3. In discussing the duty to give reasons at common law it was said (emphasis added):

“52 … in R (Oakley) v South Cambridgeshire District Council[2017] 1 WLR 3765 , the court held that a duty did arise in the particular circumstances of that case: where the development would have a “significant and lasting impact on the local community”, and involved a substantial departure from Green Belt and development plan policies, and where the committee had disagreed with its officers' recommendations. Of the last point, Elias LJ (giving the leading judgment, with which Patten LJ agreed) said, at para 61:

“The significance of that fact is not simply that it will often leave the reasoning obscure. In addition, the fact that the committee is disagreeing with a careful and clear recommendation from a highly experienced officer on a matter of such potential significance to very many people suggests that some explanation is required … the dictates of good administration and the need for transparency are particularly strong here, and they reinforce the justification for imposing the common law duty.”

His conclusion was reinforced by reference to the United Kingdom's obligations under the Aarhus Convention: para 62 ….”

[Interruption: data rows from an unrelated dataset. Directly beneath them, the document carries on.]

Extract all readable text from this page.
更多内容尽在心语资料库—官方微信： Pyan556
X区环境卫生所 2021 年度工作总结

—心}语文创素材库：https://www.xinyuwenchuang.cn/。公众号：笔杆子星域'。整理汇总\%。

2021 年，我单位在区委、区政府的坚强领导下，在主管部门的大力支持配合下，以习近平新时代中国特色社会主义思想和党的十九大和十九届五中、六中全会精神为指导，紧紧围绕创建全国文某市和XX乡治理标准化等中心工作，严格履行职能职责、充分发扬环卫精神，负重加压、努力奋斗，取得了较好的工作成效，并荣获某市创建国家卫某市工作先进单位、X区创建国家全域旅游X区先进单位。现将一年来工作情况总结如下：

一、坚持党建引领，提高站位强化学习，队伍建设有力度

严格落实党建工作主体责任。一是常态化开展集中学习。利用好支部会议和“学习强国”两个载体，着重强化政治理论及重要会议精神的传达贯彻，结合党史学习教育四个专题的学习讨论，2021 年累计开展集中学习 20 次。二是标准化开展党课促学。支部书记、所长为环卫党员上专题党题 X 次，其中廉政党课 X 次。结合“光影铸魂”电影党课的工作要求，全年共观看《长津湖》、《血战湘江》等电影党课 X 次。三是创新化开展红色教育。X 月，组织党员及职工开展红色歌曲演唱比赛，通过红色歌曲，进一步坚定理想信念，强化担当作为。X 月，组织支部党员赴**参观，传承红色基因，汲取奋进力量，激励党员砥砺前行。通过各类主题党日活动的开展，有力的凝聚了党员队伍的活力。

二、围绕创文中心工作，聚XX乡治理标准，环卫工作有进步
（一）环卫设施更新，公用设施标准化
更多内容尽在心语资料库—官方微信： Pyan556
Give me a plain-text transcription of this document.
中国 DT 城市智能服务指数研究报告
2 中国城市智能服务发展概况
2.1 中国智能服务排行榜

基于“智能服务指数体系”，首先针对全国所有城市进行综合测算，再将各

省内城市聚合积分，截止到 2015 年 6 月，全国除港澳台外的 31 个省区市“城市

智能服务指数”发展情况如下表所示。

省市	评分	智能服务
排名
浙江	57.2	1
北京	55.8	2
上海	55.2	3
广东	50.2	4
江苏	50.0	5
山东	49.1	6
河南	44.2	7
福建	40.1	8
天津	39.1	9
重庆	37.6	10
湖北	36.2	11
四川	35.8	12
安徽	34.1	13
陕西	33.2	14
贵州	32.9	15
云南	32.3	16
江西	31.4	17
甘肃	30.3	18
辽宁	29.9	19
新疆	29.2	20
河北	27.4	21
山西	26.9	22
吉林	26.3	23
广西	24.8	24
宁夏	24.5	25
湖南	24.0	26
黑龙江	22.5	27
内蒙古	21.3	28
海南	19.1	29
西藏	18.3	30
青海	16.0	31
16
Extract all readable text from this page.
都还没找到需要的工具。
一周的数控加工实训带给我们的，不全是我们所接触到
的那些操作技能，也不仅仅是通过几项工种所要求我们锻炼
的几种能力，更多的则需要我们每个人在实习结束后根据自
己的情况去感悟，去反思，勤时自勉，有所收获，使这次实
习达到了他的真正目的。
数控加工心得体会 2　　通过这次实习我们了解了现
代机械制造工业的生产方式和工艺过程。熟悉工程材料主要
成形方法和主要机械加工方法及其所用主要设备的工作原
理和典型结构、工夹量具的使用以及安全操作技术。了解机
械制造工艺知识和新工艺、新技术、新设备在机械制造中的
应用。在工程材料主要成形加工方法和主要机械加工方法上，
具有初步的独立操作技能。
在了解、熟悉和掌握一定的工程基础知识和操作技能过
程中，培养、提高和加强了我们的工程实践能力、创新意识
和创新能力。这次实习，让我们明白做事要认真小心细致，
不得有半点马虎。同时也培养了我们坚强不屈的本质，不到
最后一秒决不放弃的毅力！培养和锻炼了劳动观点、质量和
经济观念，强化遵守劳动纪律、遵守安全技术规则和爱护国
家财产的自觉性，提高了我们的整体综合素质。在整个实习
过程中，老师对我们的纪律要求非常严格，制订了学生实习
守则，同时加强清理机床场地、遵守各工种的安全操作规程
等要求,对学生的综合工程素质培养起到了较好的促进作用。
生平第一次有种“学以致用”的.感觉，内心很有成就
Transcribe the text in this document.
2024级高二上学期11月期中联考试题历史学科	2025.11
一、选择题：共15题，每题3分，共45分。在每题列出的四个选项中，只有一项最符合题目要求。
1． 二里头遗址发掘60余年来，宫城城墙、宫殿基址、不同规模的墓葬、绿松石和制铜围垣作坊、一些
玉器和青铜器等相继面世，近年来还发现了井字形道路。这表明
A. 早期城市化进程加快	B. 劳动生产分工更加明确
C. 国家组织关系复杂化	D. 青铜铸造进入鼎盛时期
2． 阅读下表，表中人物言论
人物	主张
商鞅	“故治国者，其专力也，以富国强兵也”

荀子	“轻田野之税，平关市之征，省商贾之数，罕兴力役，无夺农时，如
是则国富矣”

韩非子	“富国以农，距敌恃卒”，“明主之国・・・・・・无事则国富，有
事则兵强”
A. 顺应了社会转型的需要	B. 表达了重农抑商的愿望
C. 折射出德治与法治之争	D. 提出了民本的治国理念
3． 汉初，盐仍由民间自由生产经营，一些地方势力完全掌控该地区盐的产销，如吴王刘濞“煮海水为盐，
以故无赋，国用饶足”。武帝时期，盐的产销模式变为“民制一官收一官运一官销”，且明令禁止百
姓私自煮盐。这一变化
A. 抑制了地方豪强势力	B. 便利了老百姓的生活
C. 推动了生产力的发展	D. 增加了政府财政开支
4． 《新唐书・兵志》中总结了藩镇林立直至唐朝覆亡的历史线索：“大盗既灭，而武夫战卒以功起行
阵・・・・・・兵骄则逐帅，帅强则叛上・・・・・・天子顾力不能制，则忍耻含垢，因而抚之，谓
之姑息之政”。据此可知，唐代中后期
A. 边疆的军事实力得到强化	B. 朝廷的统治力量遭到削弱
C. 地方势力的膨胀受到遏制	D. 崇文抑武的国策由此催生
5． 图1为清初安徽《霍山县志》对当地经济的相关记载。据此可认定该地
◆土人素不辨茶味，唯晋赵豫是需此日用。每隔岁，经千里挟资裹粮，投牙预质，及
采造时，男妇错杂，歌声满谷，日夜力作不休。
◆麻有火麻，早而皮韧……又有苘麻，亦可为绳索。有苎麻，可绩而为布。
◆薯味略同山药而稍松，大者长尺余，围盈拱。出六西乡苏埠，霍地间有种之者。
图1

4. Finally, and in the same section, it was said (emphasis added):

“55 Doody concerned fairness as between the state and an individual citizen. The same principle is relevant also to planning decisions, the legality of which may be of legitimate interest to a much wider range of parties, private and public: see Walton v Scottish Ministers [2013] PTSR 51 , paras 152–153 per Lord Hope of Craighead DPSC. Here a further common law principle is in play. Lord Bridge saw the statutory duty to give reasons as the analogue of the common law principle that “justice should not only be done, but also be seen to be done” (see para 25 above). That principle of open justice or transparency extends as much to statutory inquiries and procedures as it does to the courts: see Kennedy v Information Comr (Secretary of State for Justice intervening) [2015] AC 455 , para 47 per Lord Mance JSC, para 127 per Lord Toulson JSC. As applied to the environment it also underpins the Aarhus Convention, and the relevant parts of the EA Directive. In this respect the common law, and European law and practice, march together (compare Kennedy para 46 per Lord Mance JSC). In the application of the principle to planning decisions, I see no reason to distinguish between a ministerial inquiry, and the less formal, but equally public, decision-making process of a local planning authority such as in this case.”

It was, of course, Carnwath LJ (as he then was) who was the first English Judge to refer to the Aarhus Convention in a judgment: see the Addendum to his judgment in R. (Burkett) v Hammersmith, Fulham LBC (Costs) [2005] C.P. Rep. 1. That was back in 2004 before the Convention had been ratified in the UK.